SECURITIES NOTE INFORMATION

  • A new section entitled “Risks relating to the Offer and the Class A Shares” has been added into the Prospectus to describe the risks relating to the Offer and the Class A Shares, including risks relating the liquidity or trading price of the Offer Shares, dilution risks, and risks relating to Shareholders in the United States. Please see pages 27 to 31 of the Prospectus.
  • New sections entitled “Expected Timetable of Principal Events and Offer Statistics” and “Details of the Offer” have been added into the Prospectus, describing the means through which the Offer Shares will be offered to the public pursuant to the Offer. Please see pages 42 to 43 and pages 129 to 143 of the Prospectus.
  • New sections entitled “Terms and Conditions of the Community Offer” and “Terms and Conditions of the Deliveroo Nominee Service” have been added into the Prospectus, describing the terms and conditions applicable to the Community Offer and the terms and conditions applicable to holding Offer Shares acquired in the Community Offer through the Deliveroo Nominee Service.
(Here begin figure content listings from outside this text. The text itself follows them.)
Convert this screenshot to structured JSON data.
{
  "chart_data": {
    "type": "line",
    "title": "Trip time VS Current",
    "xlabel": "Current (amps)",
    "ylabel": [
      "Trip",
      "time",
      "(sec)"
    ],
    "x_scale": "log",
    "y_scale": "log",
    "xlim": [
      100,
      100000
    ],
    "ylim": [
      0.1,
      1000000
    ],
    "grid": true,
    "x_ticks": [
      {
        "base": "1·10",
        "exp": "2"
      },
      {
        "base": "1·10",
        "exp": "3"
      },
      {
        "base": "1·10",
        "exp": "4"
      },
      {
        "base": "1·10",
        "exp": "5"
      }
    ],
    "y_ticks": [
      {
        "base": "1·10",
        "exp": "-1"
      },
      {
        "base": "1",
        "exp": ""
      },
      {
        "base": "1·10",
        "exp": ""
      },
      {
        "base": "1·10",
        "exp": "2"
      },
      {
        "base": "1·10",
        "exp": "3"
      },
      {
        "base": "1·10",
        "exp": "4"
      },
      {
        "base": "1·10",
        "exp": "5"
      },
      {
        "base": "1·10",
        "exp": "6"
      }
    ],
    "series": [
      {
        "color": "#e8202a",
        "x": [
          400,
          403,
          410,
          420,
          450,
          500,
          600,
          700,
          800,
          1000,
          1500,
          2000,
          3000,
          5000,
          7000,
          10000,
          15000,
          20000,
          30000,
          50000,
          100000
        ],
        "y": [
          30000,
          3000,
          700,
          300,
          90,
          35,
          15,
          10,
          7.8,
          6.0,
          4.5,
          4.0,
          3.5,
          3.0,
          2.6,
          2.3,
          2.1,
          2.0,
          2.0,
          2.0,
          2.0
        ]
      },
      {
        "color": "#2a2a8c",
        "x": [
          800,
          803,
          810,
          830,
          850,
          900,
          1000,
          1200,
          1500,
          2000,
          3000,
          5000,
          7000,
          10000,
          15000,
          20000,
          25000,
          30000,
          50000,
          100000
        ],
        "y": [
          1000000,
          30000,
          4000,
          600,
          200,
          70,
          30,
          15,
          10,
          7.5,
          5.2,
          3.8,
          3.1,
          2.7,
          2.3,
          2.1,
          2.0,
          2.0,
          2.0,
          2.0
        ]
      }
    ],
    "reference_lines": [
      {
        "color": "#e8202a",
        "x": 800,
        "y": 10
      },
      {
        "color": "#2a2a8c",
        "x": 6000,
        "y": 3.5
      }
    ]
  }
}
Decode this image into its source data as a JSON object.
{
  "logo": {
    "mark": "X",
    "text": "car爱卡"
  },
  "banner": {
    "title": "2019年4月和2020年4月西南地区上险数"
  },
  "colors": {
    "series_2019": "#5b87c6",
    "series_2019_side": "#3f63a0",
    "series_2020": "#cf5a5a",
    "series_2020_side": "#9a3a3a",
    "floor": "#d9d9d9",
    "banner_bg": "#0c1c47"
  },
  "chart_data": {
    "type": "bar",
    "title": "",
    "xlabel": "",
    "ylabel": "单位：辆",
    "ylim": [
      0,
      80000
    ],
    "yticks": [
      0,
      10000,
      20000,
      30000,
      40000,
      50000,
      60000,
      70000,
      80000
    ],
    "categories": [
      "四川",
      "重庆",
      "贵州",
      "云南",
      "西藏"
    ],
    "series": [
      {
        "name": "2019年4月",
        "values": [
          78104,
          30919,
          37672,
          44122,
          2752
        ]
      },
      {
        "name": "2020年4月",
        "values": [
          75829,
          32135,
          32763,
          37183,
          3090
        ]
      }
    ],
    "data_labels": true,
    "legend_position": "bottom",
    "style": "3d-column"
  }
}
Please see pages 144 to 150 and pages 151 to 161.
  • A new section entitled “Capitalisation and Indebtedness” has been added into the Prospectus, describing the capitalisation and indebtedness of the Company as at 31 December 2020. Please see page 89 of the Prospectus.
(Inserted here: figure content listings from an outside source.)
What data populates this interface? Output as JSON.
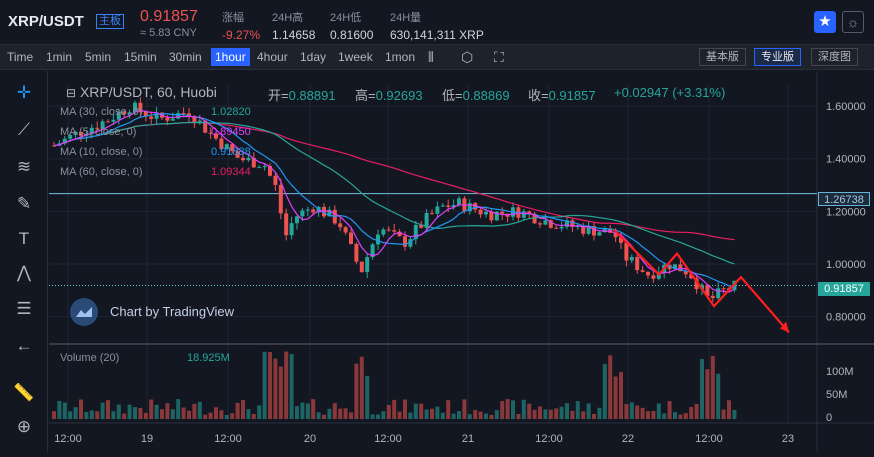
{
  "header": {
    "pair": "XRP/USDT",
    "market_tag": "主板",
    "price": "0.91857",
    "price_cny": "≈ 5.83 CNY",
    "stats": [
      {
        "label": "涨幅",
        "value": "-9.27%"
      },
      {
        "label": "24H高",
        "value": "1.14658"
      },
      {
        "label": "24H低",
        "value": "0.81600"
      },
      {
        "label": "24H量",
        "value": "630,141,311 XRP"
      }
    ],
    "star_icon": "star-icon",
    "theme_icon": "sun-icon"
  },
  "toolbar": {
    "timeframes": [
      "Time",
      "1min",
      "5min",
      "15min",
      "30min",
      "1hour",
      "4hour",
      "1day",
      "1week",
      "1mon"
    ],
    "active_timeframe": "1hour",
    "icons": [
      "candle-type-icon",
      "settings-icon",
      "fullscreen-icon"
    ],
    "versions": [
      "基本版",
      "专业版",
      "深度图"
    ],
    "active_version": "专业版"
  },
  "left_tools": [
    "crosshair-icon",
    "trend-line-icon",
    "fib-icon",
    "brush-icon",
    "text-icon",
    "pattern-icon",
    "measure-icon",
    "back-arrow-icon",
    "ruler-icon",
    "zoom-in-icon"
  ],
  "legend": {
    "title": "XRP/USDT, 60, Huobi",
    "open_label": "开=",
    "open": "0.88891",
    "high_label": "高=",
    "high": "0.92693",
    "low_label": "低=",
    "low": "0.88869",
    "close_label": "收=",
    "close": "0.91857",
    "change": "+0.02947 (+3.31%)",
    "ma": [
      {
        "label": "MA (30, close, 0)",
        "value": "1.02820",
        "color": "#26a69a"
      },
      {
        "label": "MA (5, close, 0)",
        "value": "0.89450",
        "color": "#e040fb"
      },
      {
        "label": "MA (10, close, 0)",
        "value": "0.91888",
        "color": "#2196f3"
      },
      {
        "label": "MA (60, close, 0)",
        "value": "1.09344",
        "color": "#e91e63"
      }
    ]
  },
  "badges": {
    "level_line": "1.26738",
    "last_price": "0.91857"
  },
  "watermark": "Chart by TradingView",
  "volume": {
    "label": "Volume (20)",
    "value": "18.925M"
  },
  "chart_data": {
    "type": "candlestick",
    "y_ticks": [
      "1.60000",
      "1.40000",
      "1.20000",
      "1.00000",
      "0.80000"
    ],
    "y_range": [
      0.7,
      1.68
    ],
    "vol_ticks": [
      "100M",
      "50M",
      "0"
    ],
    "x_ticks": [
      "12:00",
      "19",
      "12:00",
      "20",
      "12:00",
      "21",
      "12:00",
      "22",
      "12:00",
      "23"
    ],
    "colors": {
      "up": "#26a69a",
      "down": "#ef5350",
      "ma30": "#26a69a",
      "ma60": "#e91e63",
      "ma10": "#2196f3",
      "ma5": "#e040fb",
      "drawing": "#ff1f1f"
    }
  }
}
  • A new paragraph entitled “Underwriting arrangements” has been added into the Prospectus, describing the arrangements entered into between the Company, the Directors, the Principal Shareholders, Equiniti FS (on behalf of the Other Selling Shareholders), and the Underwriters, among other parties, pursuant to which the Underwriters agreed to underwrite the Offer. This disclosure also includes terms of the lock-up arrangements that have been entered into or will be entered into ahead of Admission. Please see pages 197 to 198 of the Prospectus.
  • New paragraphs entitled “UK Taxation” and “Certain US Federal Income Taxation” have been added into the Prospectus to provide a general guide to certain UK and US tax considerations relevant to the acquisition, ownership and disposition of Offer Shares. Please see pages 200 to 205 of the Prospectus.
  • A new paragraph entitled “Working capital” has been added into the Prospectus, confirming the adequacy of the Group’s working capital. Please see page 206 of the Prospectus.

SUMMARY INFORMATION

  • A new section entitled “Summary” has been added into the Prospectus, to reflect the addition of a Summary as required by Article 7 of Regulation (EU) 2017/1129. Please see pages 1 to 7 of the Prospectus.